18 Jan
18Jan

Toronto is Canada’s largest city and a world leader in such areas as business, finance, technology, entertainment and culture. Its large population of immigrants from all over the globe has also made Toronto one of the most multicultural cities in the world. 

Toronto, city, capital of the province of Ontario, southeastern Canada. It is the most populous city in Canada, a multicultural city, and the country’s financial and commercial centre. Its location on the northwestern shore of Lake Ontario, which forms part of the border between Canada and the United States, and its access to Atlantic shipping via the St. Lawrence Seaway and to major U.S. industrial centres via the Great Lakes have enabled Toronto to become an important international trading centre. Moreover, the city is positioned on the edge of some of the best farmland in Canada, with a climate favourable to growing a wide range of crops, thereby making Toronto a transportation, distribution, and manufacturing centre.

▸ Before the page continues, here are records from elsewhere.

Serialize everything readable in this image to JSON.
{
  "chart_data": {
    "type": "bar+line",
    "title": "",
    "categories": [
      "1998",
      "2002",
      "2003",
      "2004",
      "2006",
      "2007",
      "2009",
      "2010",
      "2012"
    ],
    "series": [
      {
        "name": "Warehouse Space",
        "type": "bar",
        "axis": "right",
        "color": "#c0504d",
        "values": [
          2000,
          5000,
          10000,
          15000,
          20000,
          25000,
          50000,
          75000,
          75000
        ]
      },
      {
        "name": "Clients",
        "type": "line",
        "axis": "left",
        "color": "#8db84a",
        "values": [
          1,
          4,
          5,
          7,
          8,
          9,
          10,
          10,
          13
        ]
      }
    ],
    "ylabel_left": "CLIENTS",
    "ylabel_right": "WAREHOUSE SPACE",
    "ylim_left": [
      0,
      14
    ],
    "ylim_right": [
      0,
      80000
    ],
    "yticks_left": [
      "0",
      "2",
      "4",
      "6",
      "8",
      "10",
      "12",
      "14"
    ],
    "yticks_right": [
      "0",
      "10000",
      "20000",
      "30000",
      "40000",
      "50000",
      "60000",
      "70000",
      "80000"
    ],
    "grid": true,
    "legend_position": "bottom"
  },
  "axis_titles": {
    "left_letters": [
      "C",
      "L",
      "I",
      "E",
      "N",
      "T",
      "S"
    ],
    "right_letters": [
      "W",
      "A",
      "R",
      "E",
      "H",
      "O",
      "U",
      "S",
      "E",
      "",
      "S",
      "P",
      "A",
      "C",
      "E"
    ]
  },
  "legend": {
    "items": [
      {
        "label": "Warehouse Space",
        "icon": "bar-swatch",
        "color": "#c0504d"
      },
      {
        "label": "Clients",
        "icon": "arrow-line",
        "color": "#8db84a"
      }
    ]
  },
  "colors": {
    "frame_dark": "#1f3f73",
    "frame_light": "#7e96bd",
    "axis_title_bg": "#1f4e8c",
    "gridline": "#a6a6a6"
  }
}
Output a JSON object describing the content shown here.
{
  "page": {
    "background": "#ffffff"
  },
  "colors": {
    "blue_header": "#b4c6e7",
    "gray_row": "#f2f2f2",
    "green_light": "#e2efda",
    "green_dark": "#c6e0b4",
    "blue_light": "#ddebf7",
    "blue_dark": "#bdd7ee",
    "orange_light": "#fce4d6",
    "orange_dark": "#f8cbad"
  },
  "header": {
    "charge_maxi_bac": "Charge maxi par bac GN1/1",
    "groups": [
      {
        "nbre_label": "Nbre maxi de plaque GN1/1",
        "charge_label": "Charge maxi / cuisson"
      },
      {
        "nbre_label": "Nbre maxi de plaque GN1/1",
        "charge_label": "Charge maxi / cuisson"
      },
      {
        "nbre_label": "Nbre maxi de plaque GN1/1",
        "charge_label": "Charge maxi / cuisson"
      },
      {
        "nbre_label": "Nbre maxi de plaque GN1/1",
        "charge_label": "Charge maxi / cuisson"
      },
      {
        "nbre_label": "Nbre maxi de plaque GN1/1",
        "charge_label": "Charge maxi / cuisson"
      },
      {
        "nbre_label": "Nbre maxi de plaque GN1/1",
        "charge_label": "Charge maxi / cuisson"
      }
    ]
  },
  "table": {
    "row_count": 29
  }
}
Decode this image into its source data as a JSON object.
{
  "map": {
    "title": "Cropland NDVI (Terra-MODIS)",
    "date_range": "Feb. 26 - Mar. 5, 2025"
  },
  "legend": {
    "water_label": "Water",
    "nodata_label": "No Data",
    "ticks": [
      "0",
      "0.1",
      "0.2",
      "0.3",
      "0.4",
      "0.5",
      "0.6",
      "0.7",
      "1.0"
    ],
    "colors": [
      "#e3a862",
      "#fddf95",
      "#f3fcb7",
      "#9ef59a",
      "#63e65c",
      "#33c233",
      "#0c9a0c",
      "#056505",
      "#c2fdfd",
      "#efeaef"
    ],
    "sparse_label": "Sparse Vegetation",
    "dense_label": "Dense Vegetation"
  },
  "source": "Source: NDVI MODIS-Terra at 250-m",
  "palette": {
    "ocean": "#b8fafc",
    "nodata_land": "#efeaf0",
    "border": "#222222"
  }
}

Most importantly, its central location, along with a host of political policies favouring international trade, places this city with the greatest economic ties to, and influence from, the United States. Since the second half of the 20th century the city has grown phenomenally, from a rather sedate provincial town—“Toronto the Good”—to a lively, thriving, cosmopolitan metropolitan area. Area 244 square miles (632 square km); metro. area, 2,280 square miles (5,905 square km). Pop. (2011) 2,615,060; metro. area, 5,583,064; (2016) 2,731,571; metro. area, 5,928,040. 

City Site

The melting of ice from the past glacial age altered the Toronto region’s landscape profoundly. Approximately 11,000 years ago a body of water much larger (about 130 feet [40 metres] higher) than the present-day Lake Ontario was in existence there—a glacial lake referred to as Lake Iroquois. With the opening up of the St. Lawrence River, the lake waters receded, dropping in excess of 300 feet (90 metres) below the present level. Over time, the water levels rose to the present condition, leaving a marshy shoreline but a fine natural harbour. The site of the city is almost uniformly flat, although 3 to 4 miles (5 to 6 km) inland there is a fairly sharp rise of some 40 feet (12 metres)—the shoreline elevation of the former glacial lake.